After the drug discovery phase, a series of in vitro and in vivo preclinical studies must be conducted before human testing can begin. Preclinical studies must provide detailed information on dosing and toxicity levels. Any adverse findings in the preclinical phase can lead to ‘No-Go’ to human testing.
Data is collected and submitted as an IND (investigational new drug) application to regulatory authority before clinical studies can begin, but only assesses short-term duration. Non-clinical work continues alongside clinical trials, to produce long term toxicology data.
Describe the phases of clinical trials ?
Once determined that a compound may have potential as a therapeutic drug, and safety determined in pre-clinical, a drug progresses to testing in humans – clinical trials. Must comply with GCP and Clinical Trials Regulations.
As we move through the phases, the number of participants required increases, as does the time to complete the study. Later phase studies will often be multi-centre trials to ensure that sufficient patients can be recruited in a reasonable timeframe.
Table presented here gives general aims of the different phases of clinical trials, but these are not strict definitions, phases may incorporate design aspects from other phases / overlap aims.
Remember Critical Path, may involve ‘learning and confirming’
Phase 1 – healthy volunteers, small numbers, see how tolerated. Dose escalation.
Phase II – first use in patients with the condition, initial efficacy (proof of concept – does the drug have the expected effect?). Safety and tolerability – determine what doses are possible, could be different safety profile if e.g. cellular pathways are different in those with disease.
Phase III – Large patient studies using the intended therapeutic dose. Aiming to show clinical and cost-effectiveness, often in comparison to the current ‘gold standard’ treatment
Phase IV – long-term safety and effectiveness. Post-marketing, often open-label/clinical use, ongoing pharmacovigilance.
You have to see whether that drug will be able to work in the real world ?
NB – clinical trials are NOT just drug trials, we investigate may types of experimental treatment including medical devices, psychological/behavioural therapies, exercise/lifestyle changes, provision of services/care.
Depending on where in the developmental pathway your intervention fits, determines many aspects of the design of your research.
Initial evidence is needed to show it has the potential to work – proof of concept
Exploratory studies – in a well defined population to get initial efficacy, does it work.
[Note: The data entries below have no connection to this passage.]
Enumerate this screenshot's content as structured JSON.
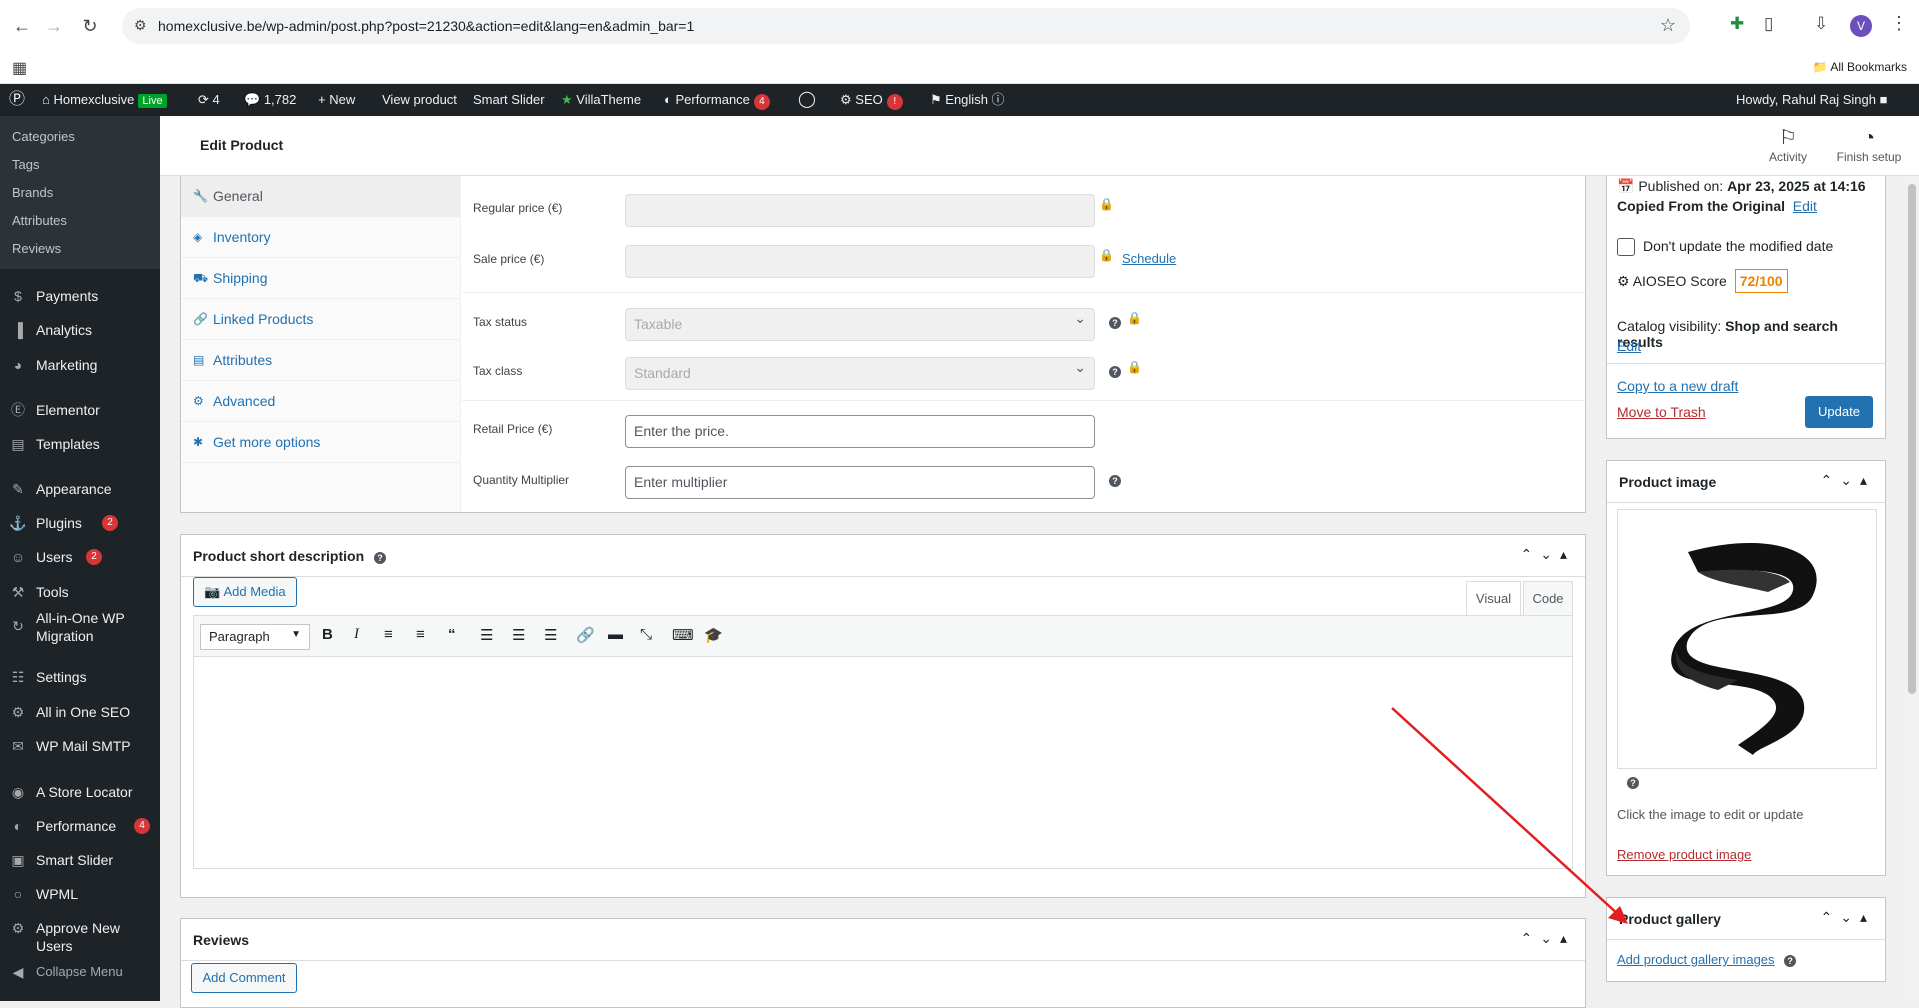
{
  "browser": {
    "url": "homexclusive.be/wp-admin/post.php?post=21230&action=edit&lang=en&admin_bar=1",
    "avatar": "V",
    "all_bookmarks": "All Bookmarks"
  },
  "adminbar": {
    "site": "Homexclusive",
    "live": "Live",
    "updates": "4",
    "comments": "1,782",
    "new": "New",
    "view_product": "View product",
    "smart_slider": "Smart Slider",
    "villatheme": "VillaTheme",
    "performance": "Performance",
    "performance_count": "4",
    "seo": "SEO",
    "seo_badge": "!",
    "language": "English",
    "howdy": "Howdy, Rahul Raj Singh"
  },
  "sidebar": {
    "sub": [
      "Categories",
      "Tags",
      "Brands",
      "Attributes",
      "Reviews"
    ],
    "items": [
      {
        "label": "Payments",
        "icon": "payments-icon"
      },
      {
        "label": "Analytics",
        "icon": "analytics-icon"
      },
      {
        "label": "Marketing",
        "icon": "marketing-icon"
      },
      {
        "label": "Elementor",
        "icon": "elementor-icon"
      },
      {
        "label": "Templates",
        "icon": "templates-icon"
      },
      {
        "label": "Appearance",
        "icon": "appearance-icon"
      },
      {
        "label": "Plugins",
        "icon": "plugins-icon",
        "badge": "2"
      },
      {
        "label": "Users",
        "icon": "users-icon",
        "badge": "2"
      },
      {
        "label": "Tools",
        "icon": "tools-icon"
      },
      {
        "label": "All-in-One WP Migration",
        "icon": "migration-icon"
      },
      {
        "label": "Settings",
        "icon": "settings-icon"
      },
      {
        "label": "All in One SEO",
        "icon": "aioseo-icon"
      },
      {
        "label": "WP Mail SMTP",
        "icon": "mail-icon"
      },
      {
        "label": "A Store Locator",
        "icon": "locator-icon"
      },
      {
        "label": "Performance",
        "icon": "performance-icon",
        "badge": "4"
      },
      {
        "label": "Smart Slider",
        "icon": "slider-icon"
      },
      {
        "label": "WPML",
        "icon": "wpml-icon"
      },
      {
        "label": "Approve New Users",
        "icon": "approve-icon"
      },
      {
        "label": "Collapse Menu",
        "icon": "collapse-icon"
      }
    ]
  },
  "topbar": {
    "title": "Edit Product",
    "activity": "Activity",
    "finish_setup": "Finish setup"
  },
  "product_data": {
    "tabs": [
      "General",
      "Inventory",
      "Shipping",
      "Linked Products",
      "Attributes",
      "Advanced",
      "Get more options"
    ],
    "regular_price_label": "Regular price (€)",
    "sale_price_label": "Sale price (€)",
    "schedule": "Schedule",
    "tax_status_label": "Tax status",
    "tax_status_value": "Taxable",
    "tax_class_label": "Tax class",
    "tax_class_value": "Standard",
    "retail_price_label": "Retail Price (€)",
    "retail_price_placeholder": "Enter the price.",
    "qty_mult_label": "Quantity Multiplier",
    "qty_mult_placeholder": "Enter multiplier"
  },
  "short_desc": {
    "title": "Product short description",
    "add_media": "Add Media",
    "visual": "Visual",
    "code": "Code",
    "format": "Paragraph"
  },
  "reviews": {
    "title": "Reviews",
    "add_comment": "Add Comment"
  },
  "publish": {
    "published_label": "Published on: ",
    "published_date": "Apr 23, 2025 at 14:16",
    "copied": "Copied From the Original",
    "edit": "Edit",
    "dont_update": "Don't update the modified date",
    "aioseo_label": "AIOSEO Score",
    "aioseo_score": "72/100",
    "catalog_label": "Catalog visibility: ",
    "catalog_value": "Shop and search results",
    "catalog_edit": "Edit",
    "copy_draft": "Copy to a new draft",
    "trash": "Move to Trash",
    "update": "Update"
  },
  "product_image": {
    "title": "Product image",
    "hint": "Click the image to edit or update",
    "remove": "Remove product image"
  },
  "gallery": {
    "title": "Product gallery",
    "add": "Add product gallery images"
  }
}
Controlled studies- internal validity.
Definitive effectiveness studies (Phase III) – large number of participants, pragmatic/real-world delivery, usually include health economic evaluation – how much does it cost and is it worth it - cost-benefit analysis. Still controlled (internal validity) but as in real-world also consider external validity (generalizability)
It is also important to think about adoption of the new treatment into clinical practice, and there is much more emphasis on mixed methods studies which include evaluation of implementation strategies/process evaluation/patient and clinician perspectives of the intervention.